I suggest, first try to do this without pipelining, in one clock cycle, and then break it into multiple stage.

The design depends on several factors:

How much resources you want to allocate (affects area/power)
What is your clock cycle time? Since multipliers are slow and expensive, you don't want to connect many of them back o back.
What is your throughput? Do you want a result per clock cycle, or a result per N number of clock cycles (this way you can do resource sharing).

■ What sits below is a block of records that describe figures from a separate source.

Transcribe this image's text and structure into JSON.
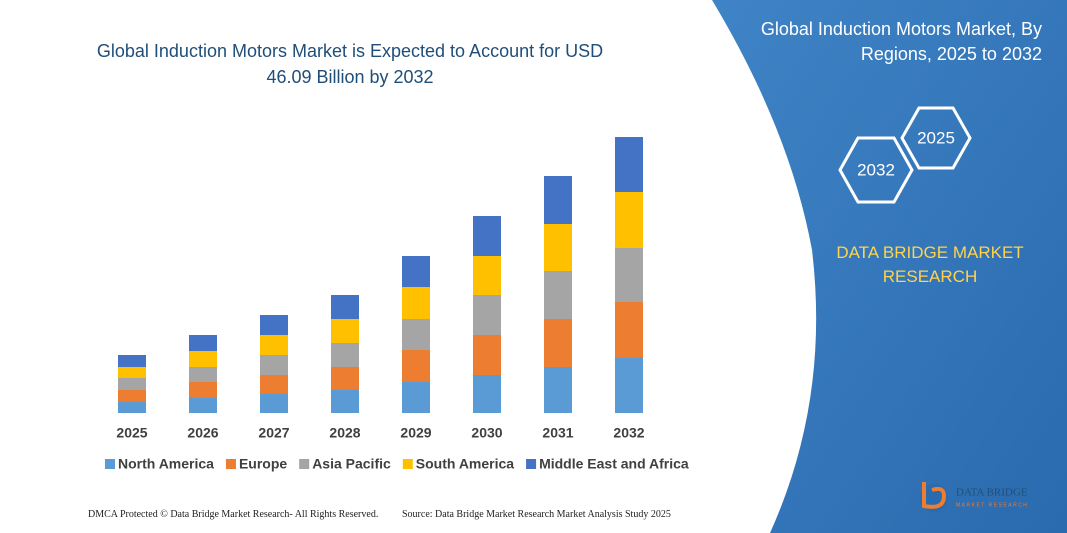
{
  "chart_data": {
    "type": "bar",
    "stacked": true,
    "title": "Global Induction Motors Market is Expected to Account for USD 46.09 Billion by 2032",
    "categories": [
      "2025",
      "2026",
      "2027",
      "2028",
      "2029",
      "2030",
      "2031",
      "2032"
    ],
    "series": [
      {
        "name": "North America",
        "color": "#5b9bd5",
        "values": [
          11,
          15,
          19,
          23,
          31,
          38,
          46,
          55
        ]
      },
      {
        "name": "Europe",
        "color": "#ed7d31",
        "values": [
          12,
          16,
          19,
          23,
          32,
          40,
          48,
          56
        ]
      },
      {
        "name": "Asia Pacific",
        "color": "#a5a5a5",
        "values": [
          12,
          15,
          20,
          24,
          31,
          40,
          48,
          54
        ]
      },
      {
        "name": "South America",
        "color": "#ffc000",
        "values": [
          11,
          16,
          20,
          24,
          32,
          39,
          47,
          56
        ]
      },
      {
        "name": "Middle East and Africa",
        "color": "#4472c4",
        "values": [
          12,
          16,
          20,
          24,
          31,
          40,
          48,
          55
        ]
      }
    ],
    "ylim": [
      0,
      300
    ],
    "grid": false,
    "legend": "bottom"
  },
  "panel": {
    "title": "Global Induction Motors Market, By Regions, 2025 to 2032",
    "hex_labels": [
      "2025",
      "2032"
    ],
    "brand": "DATA BRIDGE MARKET RESEARCH"
  },
  "footer": {
    "left": "DMCA Protected © Data Bridge Market Research- All Rights Reserved.",
    "right": "Source: Data Bridge Market Research Market Analysis Study 2025",
    "logo": "DATA BRIDGE",
    "logo_sub": "MARKET RESEARCH"
  }
}
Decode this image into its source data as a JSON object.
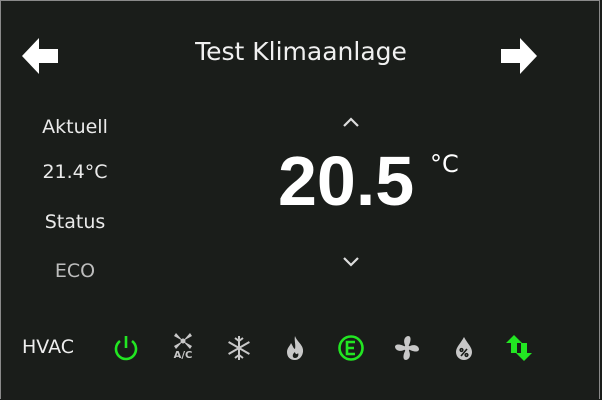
{
  "header": {
    "title": "Test Klimaanlage",
    "prev_icon": "arrow-left-icon",
    "next_icon": "arrow-right-icon"
  },
  "current": {
    "label": "Aktuell",
    "value": "21.4°C"
  },
  "status": {
    "label": "Status",
    "value": "ECO"
  },
  "setpoint": {
    "value": "20.5",
    "unit": "°C",
    "up_icon": "chevron-up-icon",
    "down_icon": "chevron-down-icon"
  },
  "hvac": {
    "label": "HVAC",
    "ac_text": "A/C",
    "modes": [
      {
        "icon": "power-icon",
        "active": true
      },
      {
        "icon": "ac-fan-icon",
        "active": false
      },
      {
        "icon": "snowflake-icon",
        "active": false
      },
      {
        "icon": "flame-icon",
        "active": false
      },
      {
        "icon": "eco-icon",
        "active": true
      },
      {
        "icon": "fan-icon",
        "active": false
      },
      {
        "icon": "dry-icon",
        "active": false
      },
      {
        "icon": "auto-arrows-icon",
        "active": true
      }
    ]
  },
  "colors": {
    "background": "#1a1d1a",
    "active": "#22e622",
    "inactive": "#c8c8c8"
  }
}
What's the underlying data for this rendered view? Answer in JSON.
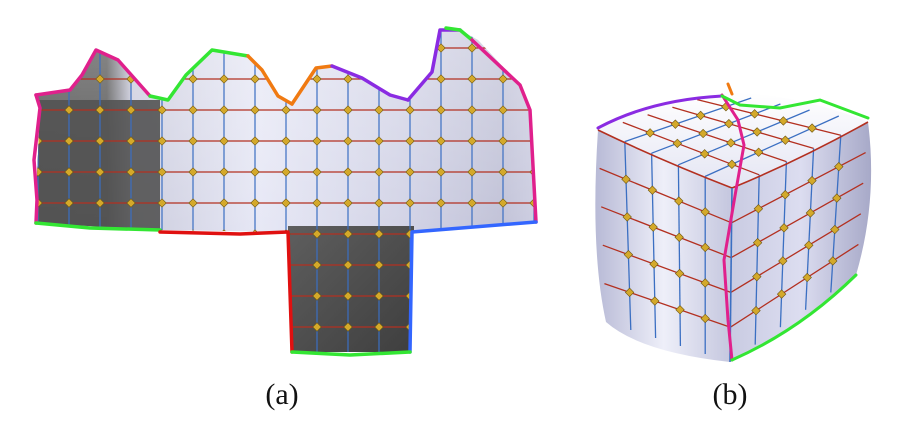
{
  "figure": {
    "panels": [
      {
        "id": "a",
        "label": "(a)",
        "content": "unfolded-quad-mesh-parameterization"
      },
      {
        "id": "b",
        "label": "(b)",
        "content": "rounded-cube-quad-mesh"
      }
    ],
    "colors": {
      "surface_light": "#e8e9f6",
      "surface_mid": "#b8bad2",
      "surface_dark": "#5a5a5a",
      "grid_blue": "#3b6fc2",
      "grid_red": "#b33020",
      "vertex_gold": "#d4a92a",
      "seam_magenta": "#e0208c",
      "seam_green": "#33e633",
      "seam_orange": "#f07a12",
      "seam_purple": "#8a2be2",
      "seam_red": "#e01010",
      "seam_blue": "#3366ff"
    }
  }
}
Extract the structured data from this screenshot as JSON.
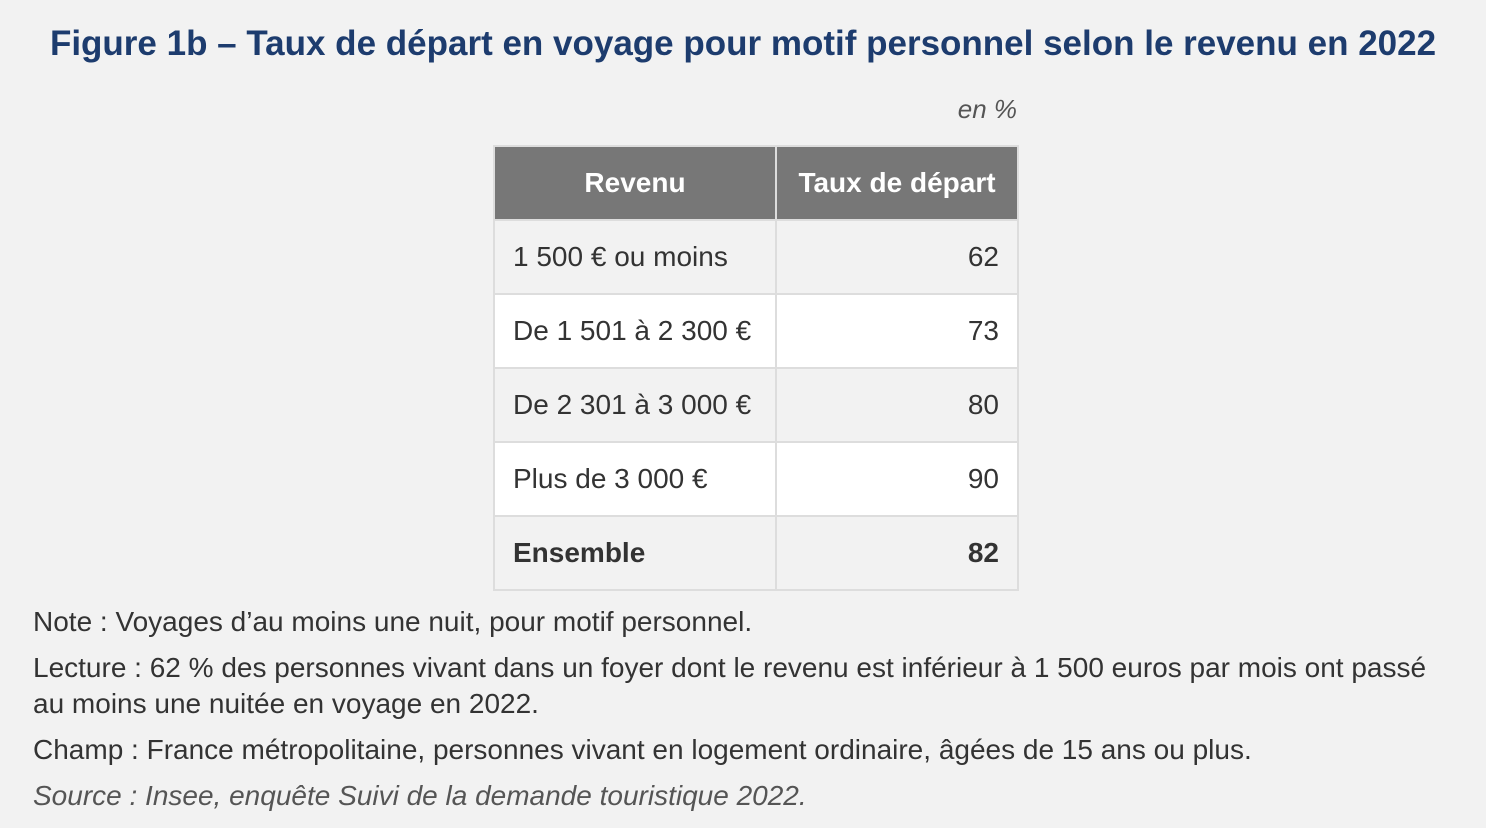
{
  "header": {
    "title": "Figure 1b – Taux de départ en voyage pour motif personnel selon le revenu en 2022",
    "unit": "en %"
  },
  "table": {
    "columns": [
      "Revenu",
      "Taux de départ"
    ],
    "rows": [
      [
        "1 500 € ou moins",
        62
      ],
      [
        "De 1 501 à 2 300 €",
        73
      ],
      [
        "De 2 301 à 3 000 €",
        80
      ],
      [
        "Plus de 3 000 €",
        90
      ],
      [
        "Ensemble",
        82
      ]
    ]
  },
  "notes": {
    "note": "Note : Voyages d’au moins une nuit, pour motif personnel.",
    "lecture": "Lecture : 62 % des personnes vivant dans un foyer dont le revenu est inférieur à 1 500 euros par mois ont passé au moins une nuitée en voyage en 2022.",
    "champ": "Champ : France métropolitaine, personnes vivant en logement ordinaire, âgées de 15 ans ou plus.",
    "source": "Source : Insee, enquête Suivi de la demande touristique 2022."
  }
}
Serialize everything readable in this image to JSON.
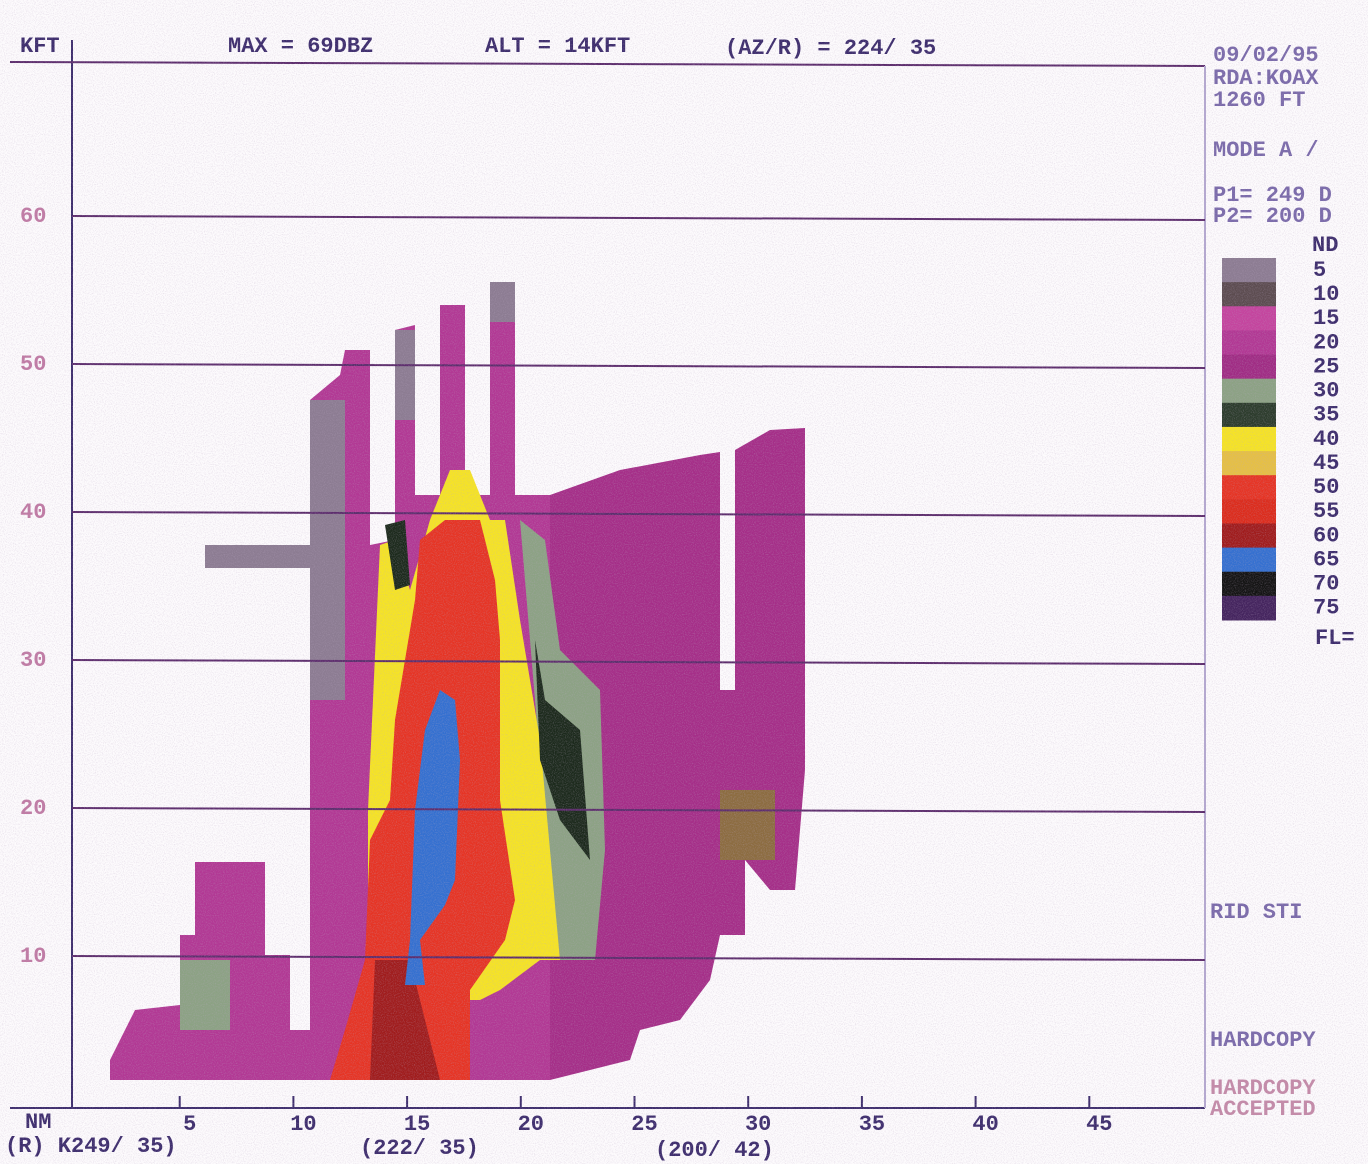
{
  "header": {
    "unit": "KFT",
    "max": "MAX =  69DBZ",
    "alt": "ALT = 14KFT",
    "azr": "(AZ/R) = 224/ 35"
  },
  "axes": {
    "ylim": [
      0,
      70
    ],
    "yticks": [
      10,
      20,
      30,
      40,
      50,
      60
    ],
    "xlim": [
      0,
      50
    ],
    "xticks": [
      5,
      10,
      15,
      20,
      25,
      30,
      35,
      40,
      45
    ],
    "x_unit": "NM"
  },
  "footer": {
    "left": "(R) K249/ 35)",
    "mid": "(222/ 35)",
    "right": "(200/ 42)"
  },
  "side_panel": {
    "date": "09/02/95",
    "rda": "RDA:KOAX",
    "elev": "1260 FT",
    "mode": "MODE A /",
    "p1": "P1= 249 D",
    "p2": "P2= 200 D",
    "fl": "FL=",
    "rid": "RID STI",
    "hardcopy": "HARDCOPY",
    "hardcopy_accepted_1": "HARDCOPY",
    "hardcopy_accepted_2": "ACCEPTED"
  },
  "legend": {
    "nd": "ND",
    "levels": [
      {
        "label": "5",
        "color": "#8c7c92"
      },
      {
        "label": "10",
        "color": "#5c4c50"
      },
      {
        "label": "15",
        "color": "#c4449e"
      },
      {
        "label": "20",
        "color": "#b23894"
      },
      {
        "label": "25",
        "color": "#a02c84"
      },
      {
        "label": "30",
        "color": "#8ca284"
      },
      {
        "label": "35",
        "color": "#2c3c2c"
      },
      {
        "label": "40",
        "color": "#f6e424"
      },
      {
        "label": "45",
        "color": "#e6c044"
      },
      {
        "label": "50",
        "color": "#e63424"
      },
      {
        "label": "55",
        "color": "#dc2c1c"
      },
      {
        "label": "60",
        "color": "#a01c1c"
      },
      {
        "label": "65",
        "color": "#3470d0"
      },
      {
        "label": "70",
        "color": "#141414"
      },
      {
        "label": "75",
        "color": "#44245e"
      }
    ]
  }
}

Here is an example: Lets assume you can tolerate the delay of only two consecutive multipliers per clock cycle, and you want a throughput of one polynomial per clock cycle. Your pipeline structure can be like this:

stage 1: inputs: {a5,...,a0,x}

Combination circuit:

{a5,...,a0,x}---------------------->{a5,...,a0,x}
                        |-->------->x^2
            x->[mult]->x^2->[mult]->x^3

stage 2: inputs: {a5,...,a0,x,x^2,x^3}

Combination circuit:
{a5,...,a0,x,x^2,x^3}------------------------>{a5,...,a0,x,x^2,x^3}
                                  |-->------->x^4
                    x^3->[mult]->x^4->[mult]->x^5

stage 3: inputs: {a5,...,a0,x,x^2,x^3,x^4,x^5}

Combination circuit:
(a0,x^0)->[mult]->a0x^0--\      
(a1,x^1)->[mult]->a1x^1--\ 
(a2,x^2)->[mult]->a2x^2-->[sum]-> a0x^0+a1x^1+...+a5x^5      
(a3,x^3)->[mult]->a3x^3--/      
(a4,x^4)->[mult]->a4x^4--/      
(a5,x^5)->[mult]->a5x^5--/

Notice that we are using a lot of resources (multipliers) in order to achieve one result per cycle throughput.

If you can't have more than one multiplier per stage, you need to break stages 1 and 2 into two stages each.